Information Collected Automatically
When users surf the GPO website or hosted Federal websites, GPO collects the following data for statistical purposes only:
- the IP address from which users access our website;
- the date and time of their visits;
- the URLs of the pages that they view;
We use these statistics to make improvements to gpo.gov, not to identify individual users or their searches. We do not enable cookies to monitor usage or to gather users' personal information.

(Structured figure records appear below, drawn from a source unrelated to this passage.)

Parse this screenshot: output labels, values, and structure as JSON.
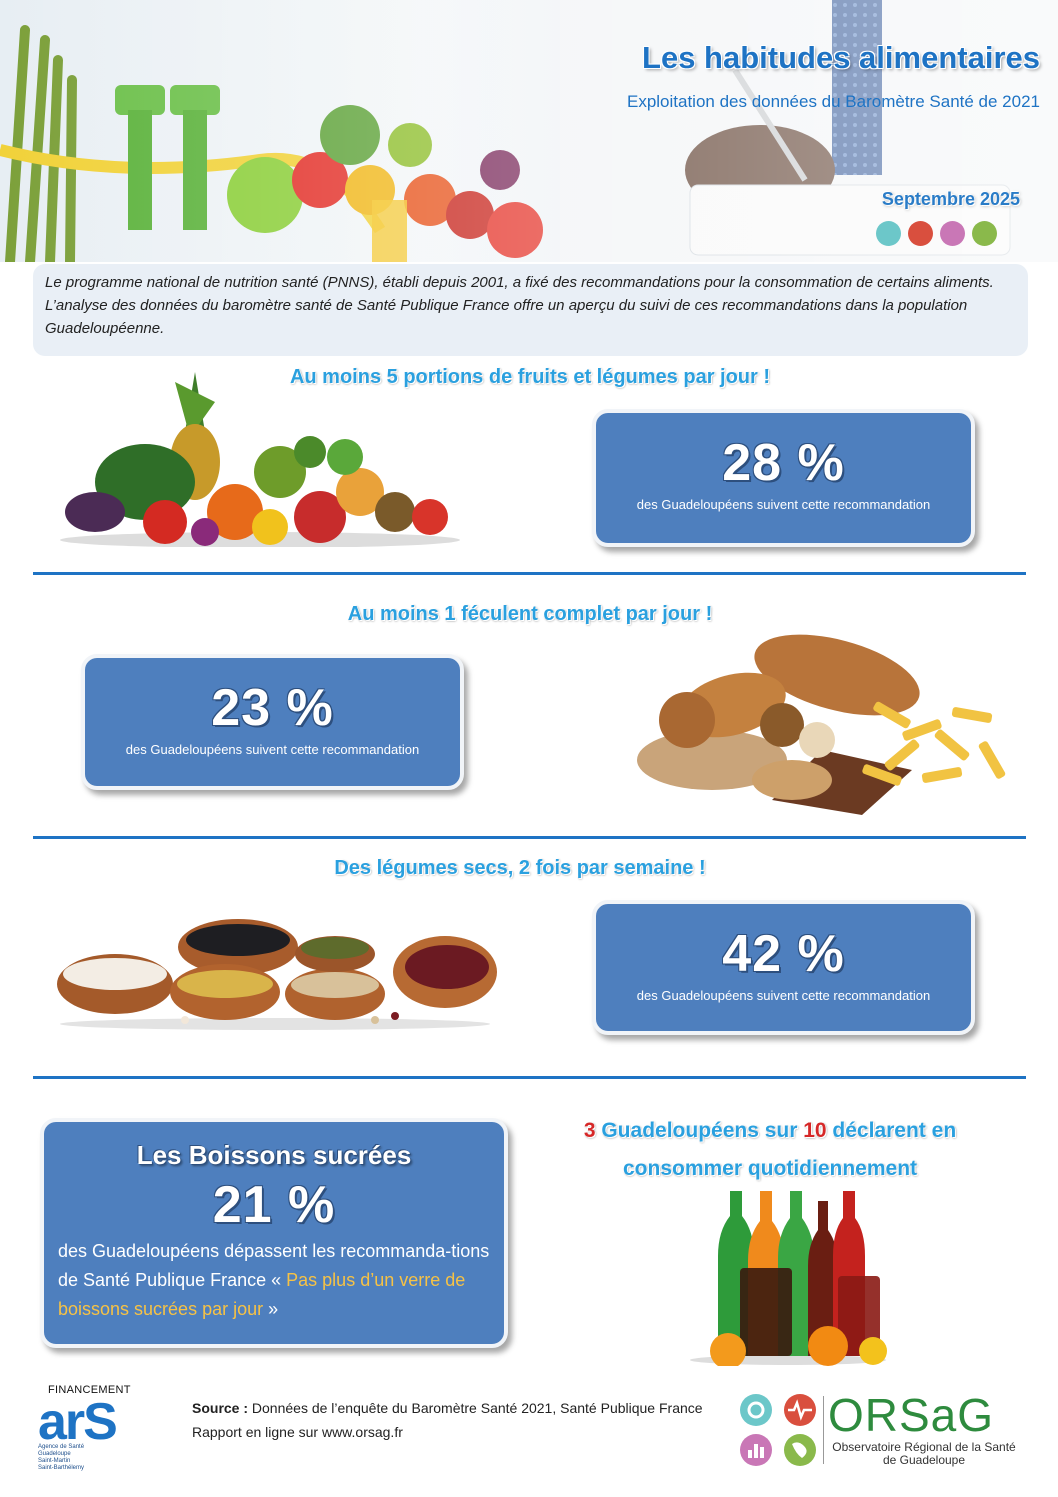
{
  "header": {
    "title": "Les habitudes alimentaires",
    "subtitle": "Exploitation des données du Baromètre Santé de 2021",
    "date": "Septembre 2025",
    "dot_colors": [
      "#6cc7c9",
      "#d94f3e",
      "#c977b6",
      "#8ab94b"
    ]
  },
  "intro": {
    "text": "Le programme national de nutrition santé (PNNS), établi depuis 2001, a fixé des recommandations pour la consommation de certains aliments. L’analyse des données du baromètre santé de Santé Publique France offre un aperçu du suivi de ces recommandations dans la population Guadeloupéenne."
  },
  "sections": [
    {
      "heading": "Au moins 5 portions de fruits et légumes par jour !",
      "value": "28 %",
      "caption": "des Guadeloupéens suivent cette recommandation",
      "image": "fruits-vegetables-image"
    },
    {
      "heading": "Au moins 1 féculent complet par jour !",
      "value": "23 %",
      "caption": "des Guadeloupéens suivent cette recommandation",
      "image": "bread-pasta-image"
    },
    {
      "heading": "Des légumes secs, 2 fois par semaine !",
      "value": "42 %",
      "caption": "des Guadeloupéens suivent cette recommandation",
      "image": "legumes-bowls-image"
    }
  ],
  "drinks": {
    "title": "Les Boissons sucrées",
    "value": "21 %",
    "text_before": "des Guadeloupéens dépassent les recommanda-tions de Santé Publique France « ",
    "highlight": "Pas plus d’un verre de boissons sucrées par jour",
    "text_after": " »",
    "decl_num1": "3",
    "decl_mid": " Guadeloupéens sur ",
    "decl_num2": "10",
    "decl_end": " déclarent en",
    "decl_line2": "consommer quotidiennement",
    "highlight_color": "#f6c245"
  },
  "footer": {
    "funding_label": "FINANCEMENT",
    "ars_logo_text": "arS",
    "ars_logo_lines": [
      "Agence de Santé",
      "Guadeloupe",
      "Saint-Martin",
      "Saint-Barthélemy"
    ],
    "source_label": "Source :",
    "source_text": " Données de l’enquête du Baromètre Santé 2021, Santé Publique France",
    "report_text": "Rapport en ligne sur www.orsag.fr",
    "orsag_name": "ORSaG",
    "orsag_sub1": "Observatoire Régional de la Santé",
    "orsag_sub2": "de Guadeloupe"
  }
}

Information Collected via Correspondence with GPO
Personal information submitted by a user in comments or questions via phone, fax, or e-mail is not distributed to parties outside of GPO. Identifying information, such as name, e-mail address, and phone or fax number, is used only for responding to users' comments or questions, and is not made available for other purposes.
Definitions
Cookies: Cookies are small pieces of information that web servers or pages store on a user's hard drive. There are two types of cookies: session cookies and persistent cookies. Both types of cookies allow internet servers to "remember" specific information about a user. Websites use them primarily to personalize their sites for individual users, to keep track of orders when users purchase products, and to target advertising toward users based on the information that they access. However, session cookies will "remember" that information for only as long as you explore a website during one "session", or visit to the website. Session cookies will not "remember" information about you when you return to the site for subsequent visits. However, persistent cookies will "remember" this information for more than one session. OMB has decided that persistent cookies should not be allowed on Government websites, except in "the most unusual of circumstances." GPO currently follows this recommendation.

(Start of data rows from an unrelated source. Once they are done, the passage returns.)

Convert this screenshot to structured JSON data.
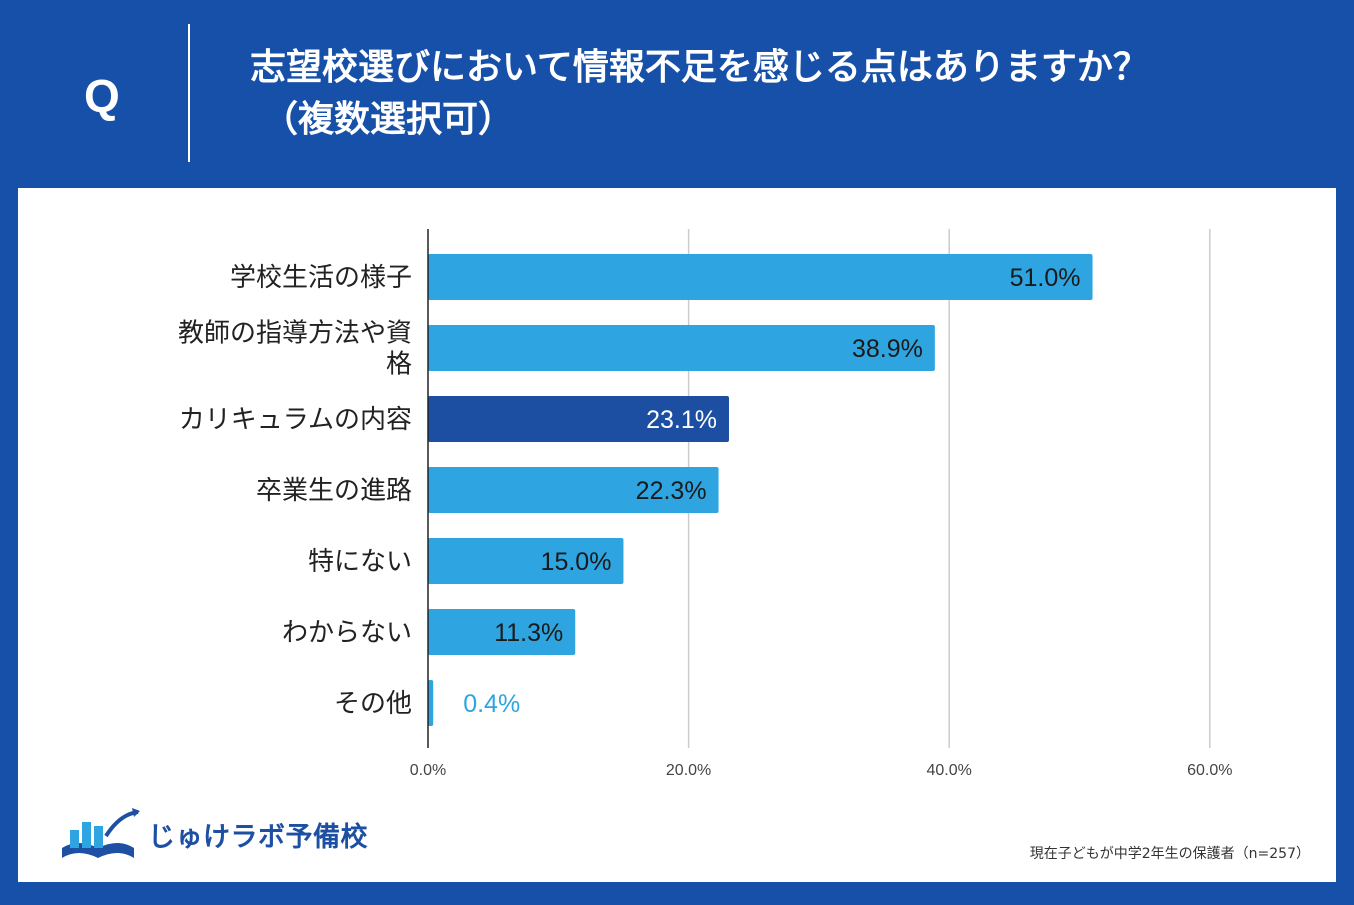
{
  "header": {
    "q_label": "Q",
    "question_line1": "志望校選びにおいて情報不足を感じる点はありますか？",
    "question_line2": "（複数選択可）"
  },
  "colors": {
    "header_bg": "#1750a8",
    "bar_default": "#2ea5e0",
    "bar_highlight": "#1c4fa2",
    "grid": "#cccccc",
    "axis": "#222222"
  },
  "chart_data": {
    "type": "bar",
    "orientation": "horizontal",
    "categories": [
      [
        "学校生活の様子"
      ],
      [
        "教師の指導方法や資",
        "格"
      ],
      [
        "カリキュラムの内容"
      ],
      [
        "卒業生の進路"
      ],
      [
        "特にない"
      ],
      [
        "わからない"
      ],
      [
        "その他"
      ]
    ],
    "values": [
      51.0,
      38.9,
      23.1,
      22.3,
      15.0,
      11.3,
      0.4
    ],
    "data_labels": [
      "51.0%",
      "38.9%",
      "23.1%",
      "22.3%",
      "15.0%",
      "11.3%",
      "0.4%"
    ],
    "highlight_index": 2,
    "xlim": [
      0,
      60
    ],
    "x_ticks": [
      "0.0%",
      "20.0%",
      "40.0%",
      "60.0%"
    ],
    "x_tick_values": [
      0,
      20,
      40,
      60
    ],
    "grid": true
  },
  "logo": {
    "name": "じゅけラボ予備校",
    "icon": "open-book-icon"
  },
  "footnote": "現在子どもが中学2年生の保護者（n=257）"
}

Encryption: Encryption technology ensures the protection of personal information via private, secure transactions.
Security: Site security is the concept of monitoring network traffic to identify unauthorized attempts to upload or change information on GPO's servers.

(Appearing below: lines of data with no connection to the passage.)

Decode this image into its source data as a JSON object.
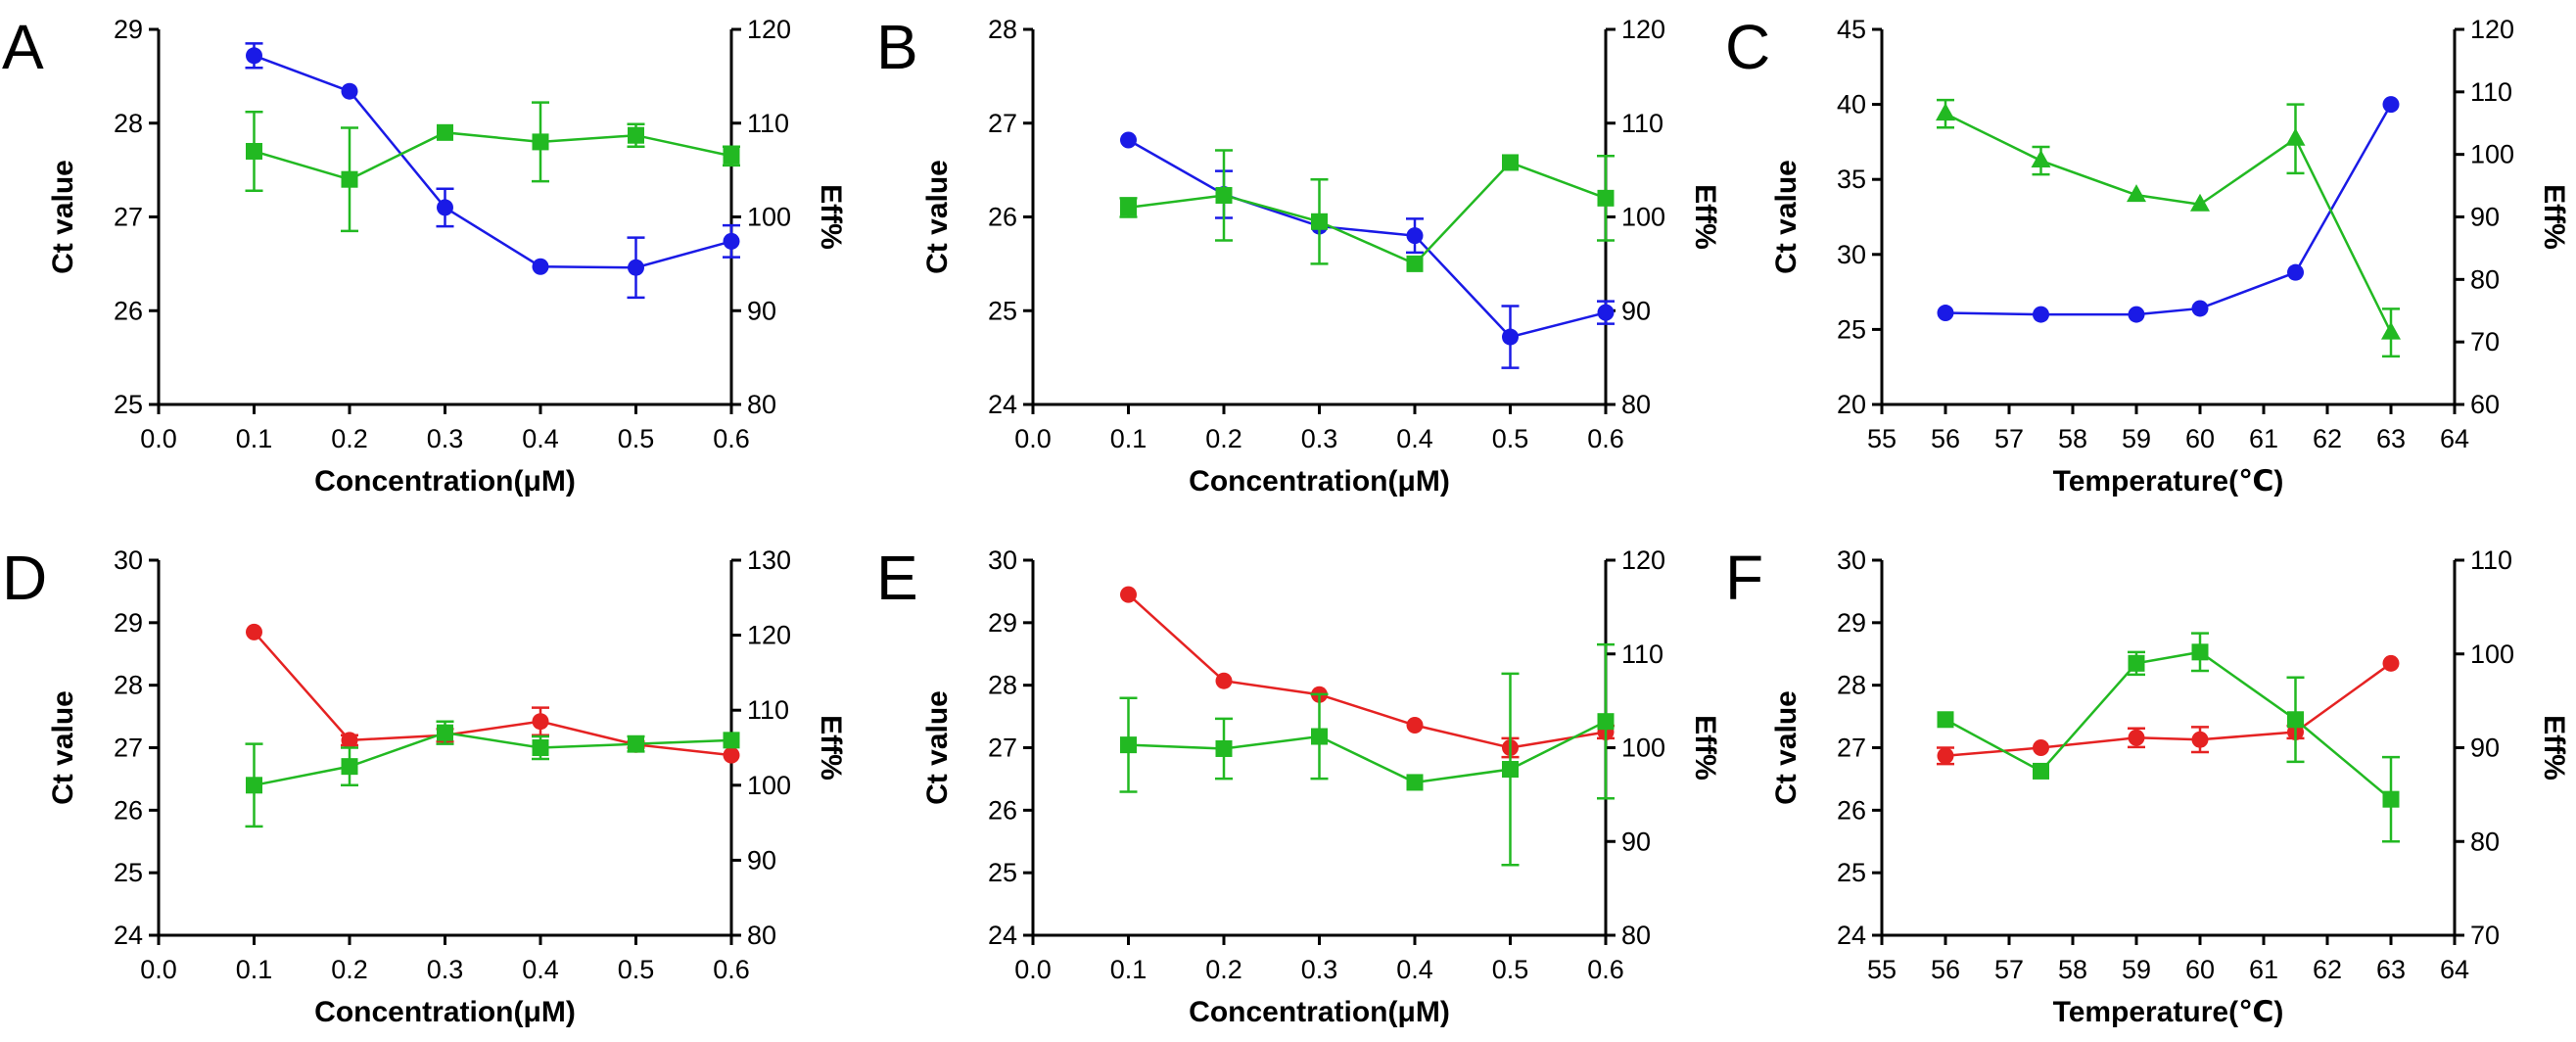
{
  "chart_data": [
    {
      "panel": "A",
      "type": "line",
      "xlabel": "Concentration(μM)",
      "ylabel": "Ct value",
      "y2label": "Eff%",
      "xlim": [
        0.0,
        0.6
      ],
      "xticks": [
        0.0,
        0.1,
        0.2,
        0.3,
        0.4,
        0.5,
        0.6
      ],
      "xtick_labels": [
        "0.0",
        "0.1",
        "0.2",
        "0.3",
        "0.4",
        "0.5",
        "0.6"
      ],
      "ylim": [
        25,
        29
      ],
      "yticks": [
        25,
        26,
        27,
        28,
        29
      ],
      "y2lim": [
        80,
        120
      ],
      "y2ticks": [
        80,
        90,
        100,
        110,
        120
      ],
      "series": [
        {
          "name": "Ct value",
          "axis": "left",
          "color": "#1a1ae6",
          "marker": "circle",
          "x": [
            0.1,
            0.2,
            0.3,
            0.4,
            0.5,
            0.6
          ],
          "values": [
            28.72,
            28.34,
            27.1,
            26.47,
            26.46,
            26.74
          ],
          "errors": [
            0.13,
            0.0,
            0.2,
            0.0,
            0.32,
            0.17
          ]
        },
        {
          "name": "Eff%",
          "axis": "right",
          "color": "#22b922",
          "marker": "square",
          "x": [
            0.1,
            0.2,
            0.3,
            0.4,
            0.5,
            0.6
          ],
          "values": [
            107,
            104,
            109,
            108,
            108.7,
            106.5
          ],
          "errors": [
            4.2,
            5.5,
            0.0,
            4.2,
            1.2,
            1.0
          ]
        }
      ]
    },
    {
      "panel": "B",
      "type": "line",
      "xlabel": "Concentration(μM)",
      "ylabel": "Ct value",
      "y2label": "Eff%",
      "xlim": [
        0.0,
        0.6
      ],
      "xticks": [
        0.0,
        0.1,
        0.2,
        0.3,
        0.4,
        0.5,
        0.6
      ],
      "xtick_labels": [
        "0.0",
        "0.1",
        "0.2",
        "0.3",
        "0.4",
        "0.5",
        "0.6"
      ],
      "ylim": [
        24,
        28
      ],
      "yticks": [
        24,
        25,
        26,
        27,
        28
      ],
      "y2lim": [
        80,
        120
      ],
      "y2ticks": [
        80,
        90,
        100,
        110,
        120
      ],
      "series": [
        {
          "name": "Ct value",
          "axis": "left",
          "color": "#1a1ae6",
          "marker": "circle",
          "x": [
            0.1,
            0.2,
            0.3,
            0.4,
            0.5,
            0.6
          ],
          "values": [
            26.82,
            26.24,
            25.9,
            25.8,
            24.72,
            24.98
          ],
          "errors": [
            0.0,
            0.25,
            0.0,
            0.18,
            0.33,
            0.12
          ]
        },
        {
          "name": "Eff%",
          "axis": "right",
          "color": "#22b922",
          "marker": "square",
          "x": [
            0.1,
            0.2,
            0.3,
            0.4,
            0.5,
            0.6
          ],
          "values": [
            101,
            102.3,
            99.5,
            95,
            105.8,
            102
          ],
          "errors": [
            1.0,
            4.8,
            4.5,
            0.0,
            0.0,
            4.5
          ]
        }
      ]
    },
    {
      "panel": "C",
      "type": "line",
      "xlabel": "Temperature(℃)",
      "ylabel": "Ct value",
      "y2label": "Eff%",
      "xlim": [
        55,
        64
      ],
      "xticks": [
        55,
        56,
        57,
        58,
        59,
        60,
        61,
        62,
        63,
        64
      ],
      "xtick_labels": [
        "55",
        "56",
        "57",
        "58",
        "59",
        "60",
        "61",
        "62",
        "63",
        "64"
      ],
      "ylim": [
        20,
        45
      ],
      "yticks": [
        20,
        25,
        30,
        35,
        40,
        45
      ],
      "y2lim": [
        60,
        120
      ],
      "y2ticks": [
        60,
        70,
        80,
        90,
        100,
        110,
        120
      ],
      "series": [
        {
          "name": "Ct value",
          "axis": "left",
          "color": "#1a1ae6",
          "marker": "circle",
          "x": [
            56,
            57.5,
            59,
            60,
            61.5,
            63
          ],
          "values": [
            26.1,
            26.0,
            26.0,
            26.4,
            28.8,
            40.0
          ],
          "errors": [
            0,
            0,
            0,
            0,
            0,
            0
          ]
        },
        {
          "name": "Eff%",
          "axis": "right",
          "color": "#22b922",
          "marker": "triangle",
          "x": [
            56,
            57.5,
            59,
            60,
            61.5,
            63
          ],
          "values": [
            106.5,
            99,
            93.5,
            92,
            102.5,
            71.5
          ],
          "errors": [
            2.2,
            2.2,
            0.0,
            0.0,
            5.5,
            3.8
          ]
        }
      ]
    },
    {
      "panel": "D",
      "type": "line",
      "xlabel": "Concentration(μM)",
      "ylabel": "Ct value",
      "y2label": "Eff%",
      "xlim": [
        0.0,
        0.6
      ],
      "xticks": [
        0.0,
        0.1,
        0.2,
        0.3,
        0.4,
        0.5,
        0.6
      ],
      "xtick_labels": [
        "0.0",
        "0.1",
        "0.2",
        "0.3",
        "0.4",
        "0.5",
        "0.6"
      ],
      "ylim": [
        24,
        30
      ],
      "yticks": [
        24,
        25,
        26,
        27,
        28,
        29,
        30
      ],
      "y2lim": [
        80,
        130
      ],
      "y2ticks": [
        80,
        90,
        100,
        110,
        120,
        130
      ],
      "series": [
        {
          "name": "Ct value",
          "axis": "left",
          "color": "#e52222",
          "marker": "circle",
          "x": [
            0.1,
            0.2,
            0.3,
            0.4,
            0.5,
            0.6
          ],
          "values": [
            28.85,
            27.12,
            27.2,
            27.42,
            27.05,
            26.88
          ],
          "errors": [
            0.0,
            0.08,
            0.1,
            0.22,
            0.05,
            0.0
          ]
        },
        {
          "name": "Eff%",
          "axis": "right",
          "color": "#22b922",
          "marker": "square",
          "x": [
            0.1,
            0.2,
            0.3,
            0.4,
            0.5,
            0.6
          ],
          "values": [
            100,
            102.5,
            107,
            105,
            105.5,
            106
          ],
          "errors": [
            5.5,
            2.5,
            1.5,
            1.5,
            1.0,
            0.0
          ]
        }
      ]
    },
    {
      "panel": "E",
      "type": "line",
      "xlabel": "Concentration(μM)",
      "ylabel": "Ct value",
      "y2label": "Eff%",
      "xlim": [
        0.0,
        0.6
      ],
      "xticks": [
        0.0,
        0.1,
        0.2,
        0.3,
        0.4,
        0.5,
        0.6
      ],
      "xtick_labels": [
        "0.0",
        "0.1",
        "0.2",
        "0.3",
        "0.4",
        "0.5",
        "0.6"
      ],
      "ylim": [
        24,
        30
      ],
      "yticks": [
        24,
        25,
        26,
        27,
        28,
        29,
        30
      ],
      "y2lim": [
        80,
        120
      ],
      "y2ticks": [
        80,
        90,
        100,
        110,
        120
      ],
      "series": [
        {
          "name": "Ct value",
          "axis": "left",
          "color": "#e52222",
          "marker": "circle",
          "x": [
            0.1,
            0.2,
            0.3,
            0.4,
            0.5,
            0.6
          ],
          "values": [
            29.45,
            28.07,
            27.85,
            27.36,
            27.0,
            27.25
          ],
          "errors": [
            0.0,
            0.0,
            0.0,
            0.0,
            0.15,
            0.1
          ]
        },
        {
          "name": "Eff%",
          "axis": "right",
          "color": "#22b922",
          "marker": "square",
          "x": [
            0.1,
            0.2,
            0.3,
            0.4,
            0.5,
            0.6
          ],
          "values": [
            100.3,
            99.9,
            101.2,
            96.3,
            97.7,
            102.8
          ],
          "errors": [
            5.0,
            3.2,
            4.5,
            0.0,
            10.2,
            8.2
          ]
        }
      ]
    },
    {
      "panel": "F",
      "type": "line",
      "xlabel": "Temperature(℃)",
      "ylabel": "Ct value",
      "y2label": "Eff%",
      "xlim": [
        55,
        64
      ],
      "xticks": [
        55,
        56,
        57,
        58,
        59,
        60,
        61,
        62,
        63,
        64
      ],
      "xtick_labels": [
        "55",
        "56",
        "57",
        "58",
        "59",
        "60",
        "61",
        "62",
        "63",
        "64"
      ],
      "ylim": [
        24,
        30
      ],
      "yticks": [
        24,
        25,
        26,
        27,
        28,
        29,
        30
      ],
      "y2lim": [
        70,
        110
      ],
      "y2ticks": [
        70,
        80,
        90,
        100,
        110
      ],
      "series": [
        {
          "name": "Ct value",
          "axis": "left",
          "color": "#e52222",
          "marker": "circle",
          "x": [
            56,
            57.5,
            59,
            60,
            61.5,
            63
          ],
          "values": [
            26.87,
            27.0,
            27.16,
            27.13,
            27.25,
            28.35
          ],
          "errors": [
            0.13,
            0.0,
            0.15,
            0.2,
            0.1,
            0.0
          ]
        },
        {
          "name": "Eff%",
          "axis": "right",
          "color": "#22b922",
          "marker": "square",
          "x": [
            56,
            57.5,
            59,
            60,
            61.5,
            63
          ],
          "values": [
            93,
            87.5,
            99,
            100.2,
            93,
            84.5
          ],
          "errors": [
            0.0,
            0.0,
            1.2,
            2.0,
            4.5,
            4.5
          ]
        }
      ]
    }
  ]
}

In the case that suspicious activity of this sort arises, a user's personal information may be tracked to identify a possible threat. This is the only reason that GPO will ever collect personal information and/or monitor user activity without asking permission or giving prior notice.
Note: To assist users in finding official Government information, we provide links to other websites. Once users have left gpo.gov and entered another site, they are subject to the policies and legal notices on that site.
Copyright Status Notice
Unless specifically stated otherwise, all information on the U. S. Government Publishing Office (GPO) website is in the public domain, and may be reproduced, published or otherwise used without GPO's permission.
Some photographs in major banners and navigation headings are commercially licensed and cannot be reproduced, published or otherwise used.